Une décision judiciaire attendue sur la remise en liberté de Hicham Harb

La justice française doit se prononcer ce mercredi sur la demande d’annulation de l’extradition et de remise en liberté déposée par Hicham Harb, un Palestinien suspecté d’être le superviseur de l’attentat antisémite de la rue des Rosiers, à Paris, en 1982.

Ce procès constitue une étape clé dans une affaire vieille de près de 44 ans.

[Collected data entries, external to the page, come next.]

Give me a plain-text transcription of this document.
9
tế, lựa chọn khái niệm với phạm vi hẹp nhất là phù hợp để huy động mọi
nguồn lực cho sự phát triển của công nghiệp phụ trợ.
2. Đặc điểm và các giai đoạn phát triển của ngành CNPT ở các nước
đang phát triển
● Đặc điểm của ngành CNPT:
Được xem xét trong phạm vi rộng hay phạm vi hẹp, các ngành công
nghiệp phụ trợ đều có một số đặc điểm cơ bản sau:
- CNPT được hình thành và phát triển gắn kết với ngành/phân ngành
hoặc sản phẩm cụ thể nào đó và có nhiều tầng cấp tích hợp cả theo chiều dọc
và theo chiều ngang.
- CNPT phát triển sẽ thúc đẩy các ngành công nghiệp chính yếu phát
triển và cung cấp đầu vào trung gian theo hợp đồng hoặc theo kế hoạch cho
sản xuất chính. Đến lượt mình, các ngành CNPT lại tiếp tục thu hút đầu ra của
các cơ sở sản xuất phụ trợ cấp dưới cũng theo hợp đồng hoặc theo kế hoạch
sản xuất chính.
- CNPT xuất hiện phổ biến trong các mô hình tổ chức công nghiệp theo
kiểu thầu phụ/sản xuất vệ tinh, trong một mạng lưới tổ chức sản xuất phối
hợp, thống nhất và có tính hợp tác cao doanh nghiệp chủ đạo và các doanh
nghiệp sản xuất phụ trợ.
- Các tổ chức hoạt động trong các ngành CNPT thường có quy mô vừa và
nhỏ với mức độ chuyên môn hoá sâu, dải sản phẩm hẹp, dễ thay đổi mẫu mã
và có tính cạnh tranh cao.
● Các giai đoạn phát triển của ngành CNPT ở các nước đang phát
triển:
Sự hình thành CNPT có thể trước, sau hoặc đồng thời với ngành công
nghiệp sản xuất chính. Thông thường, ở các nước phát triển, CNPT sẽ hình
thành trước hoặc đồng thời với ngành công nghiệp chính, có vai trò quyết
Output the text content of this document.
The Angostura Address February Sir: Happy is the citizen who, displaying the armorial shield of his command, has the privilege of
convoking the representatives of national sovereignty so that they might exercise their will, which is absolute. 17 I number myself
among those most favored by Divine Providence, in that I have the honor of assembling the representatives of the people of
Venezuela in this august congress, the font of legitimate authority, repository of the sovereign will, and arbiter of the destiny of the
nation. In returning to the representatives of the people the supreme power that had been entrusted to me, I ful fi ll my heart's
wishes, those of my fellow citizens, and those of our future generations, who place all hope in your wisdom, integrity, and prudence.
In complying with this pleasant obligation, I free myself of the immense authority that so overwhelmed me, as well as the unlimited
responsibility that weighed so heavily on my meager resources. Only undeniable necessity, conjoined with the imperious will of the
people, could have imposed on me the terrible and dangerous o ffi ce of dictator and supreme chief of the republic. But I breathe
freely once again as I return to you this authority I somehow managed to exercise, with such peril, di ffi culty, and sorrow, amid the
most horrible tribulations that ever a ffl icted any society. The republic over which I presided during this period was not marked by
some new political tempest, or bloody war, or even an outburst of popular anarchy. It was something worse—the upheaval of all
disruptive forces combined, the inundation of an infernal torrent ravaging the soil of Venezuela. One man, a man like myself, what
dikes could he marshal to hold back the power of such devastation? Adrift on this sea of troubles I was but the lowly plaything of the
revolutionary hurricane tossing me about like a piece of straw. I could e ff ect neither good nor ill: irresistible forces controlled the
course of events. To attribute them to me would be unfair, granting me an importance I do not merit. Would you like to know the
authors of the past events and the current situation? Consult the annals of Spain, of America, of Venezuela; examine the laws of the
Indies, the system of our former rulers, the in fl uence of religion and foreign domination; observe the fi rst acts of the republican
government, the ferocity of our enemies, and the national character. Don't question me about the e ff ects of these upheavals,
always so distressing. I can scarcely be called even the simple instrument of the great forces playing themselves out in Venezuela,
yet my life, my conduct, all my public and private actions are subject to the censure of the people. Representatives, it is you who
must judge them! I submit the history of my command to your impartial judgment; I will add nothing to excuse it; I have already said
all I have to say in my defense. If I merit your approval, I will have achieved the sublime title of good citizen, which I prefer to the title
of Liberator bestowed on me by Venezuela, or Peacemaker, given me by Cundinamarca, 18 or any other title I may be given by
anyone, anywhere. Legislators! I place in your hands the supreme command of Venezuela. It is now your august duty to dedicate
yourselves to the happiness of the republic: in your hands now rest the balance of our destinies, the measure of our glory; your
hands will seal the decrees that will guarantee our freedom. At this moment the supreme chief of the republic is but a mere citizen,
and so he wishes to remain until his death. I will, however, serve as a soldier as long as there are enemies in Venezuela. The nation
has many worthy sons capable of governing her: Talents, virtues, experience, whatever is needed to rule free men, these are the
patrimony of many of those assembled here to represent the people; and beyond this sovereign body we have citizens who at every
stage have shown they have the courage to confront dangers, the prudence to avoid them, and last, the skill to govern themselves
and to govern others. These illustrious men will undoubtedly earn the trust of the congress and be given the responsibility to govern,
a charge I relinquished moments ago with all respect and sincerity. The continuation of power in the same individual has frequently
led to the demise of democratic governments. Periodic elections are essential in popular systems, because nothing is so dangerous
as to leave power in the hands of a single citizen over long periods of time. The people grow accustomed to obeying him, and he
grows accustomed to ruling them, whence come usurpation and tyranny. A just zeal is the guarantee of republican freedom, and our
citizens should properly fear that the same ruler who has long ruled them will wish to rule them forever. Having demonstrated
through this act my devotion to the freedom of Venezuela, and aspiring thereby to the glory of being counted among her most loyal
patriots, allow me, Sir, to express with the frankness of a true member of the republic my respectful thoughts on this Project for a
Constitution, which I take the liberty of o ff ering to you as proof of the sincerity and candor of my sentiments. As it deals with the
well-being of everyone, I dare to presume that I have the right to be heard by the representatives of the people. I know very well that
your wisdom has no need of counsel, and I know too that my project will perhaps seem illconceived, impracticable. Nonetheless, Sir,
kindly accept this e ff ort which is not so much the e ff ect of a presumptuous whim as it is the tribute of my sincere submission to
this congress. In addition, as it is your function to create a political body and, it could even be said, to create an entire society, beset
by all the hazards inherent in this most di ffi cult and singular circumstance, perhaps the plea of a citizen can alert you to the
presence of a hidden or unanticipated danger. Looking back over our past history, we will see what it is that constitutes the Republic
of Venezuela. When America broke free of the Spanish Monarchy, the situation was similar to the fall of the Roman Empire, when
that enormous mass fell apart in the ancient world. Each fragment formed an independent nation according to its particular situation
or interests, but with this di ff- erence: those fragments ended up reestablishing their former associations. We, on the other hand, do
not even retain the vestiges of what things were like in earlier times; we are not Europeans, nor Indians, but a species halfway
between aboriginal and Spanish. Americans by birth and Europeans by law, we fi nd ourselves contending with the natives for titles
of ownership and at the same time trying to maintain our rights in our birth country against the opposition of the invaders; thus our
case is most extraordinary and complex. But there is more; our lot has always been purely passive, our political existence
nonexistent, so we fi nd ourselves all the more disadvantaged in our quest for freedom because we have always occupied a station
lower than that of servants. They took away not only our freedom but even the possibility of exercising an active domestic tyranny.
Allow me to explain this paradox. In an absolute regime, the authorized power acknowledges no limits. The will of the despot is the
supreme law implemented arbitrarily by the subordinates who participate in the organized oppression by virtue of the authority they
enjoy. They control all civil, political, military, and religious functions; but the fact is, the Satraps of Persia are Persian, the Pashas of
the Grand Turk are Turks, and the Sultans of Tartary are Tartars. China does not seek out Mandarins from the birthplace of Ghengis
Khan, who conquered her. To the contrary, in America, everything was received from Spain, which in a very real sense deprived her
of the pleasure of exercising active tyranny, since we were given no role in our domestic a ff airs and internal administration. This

Hicham Harb, âgé de 72 ans, a été extradé mi-avril par l’Autorité palestinienne vers la France, où il a été placé en détention provisoire en attendant un procès. Sa défense a saisi la cour d’appel de Paris pour demander son libération, arguant que son transfert pourrait être une opération politique.

Les accusations contre Hicham Harb

Selon l’accusation, Hicham Harb aurait participé à l’attaque du 9 août 1982 en tant que tireur et « chef » d’un commando. L’attentat, qui a fait six morts et 22 blessés, aurait été perpétré avec une grenade et un pistolet-mitrailleur. La justice attribue cette attaque au Fatah-Conseil révolutionnaire (Fatah-CR), groupe dissident de l’OLP.

Un contexte de controverse autour de l’extradition

Les avocats de Hicham Harb contestent son extradition, la qualifiant de démarche « politique » en lien avec la reconnaissance de l’État de Palestine par la France. Toutefois, le parquet général a publié début juin des réquisitions en faveur du maintien en détention. Il estime que la gravité de l’attentat justifie la détention et que l’argument politique n’est pas démontré.

Les conditions de détention et la santé du suspect

L’avocate de Hicham Harb, Me Alice Becker, a exprimé son inquiétude concernant l’état de santé de son client, qui est en rémission de deux cancers. Elle dénonce aussi ses conditions de détention à l’isolement à la prison de Fresnes.

Hicham Harb doit comparaître prochainement lors du procès de la rue des Rosiers. Il sera jugé aux côtés d’autres suspects, notamment Hazza Taha, soupçonné d’avoir caché des armes, et Abou Zayed, considéré comme l’un des tireurs, détenu en France depuis 2020.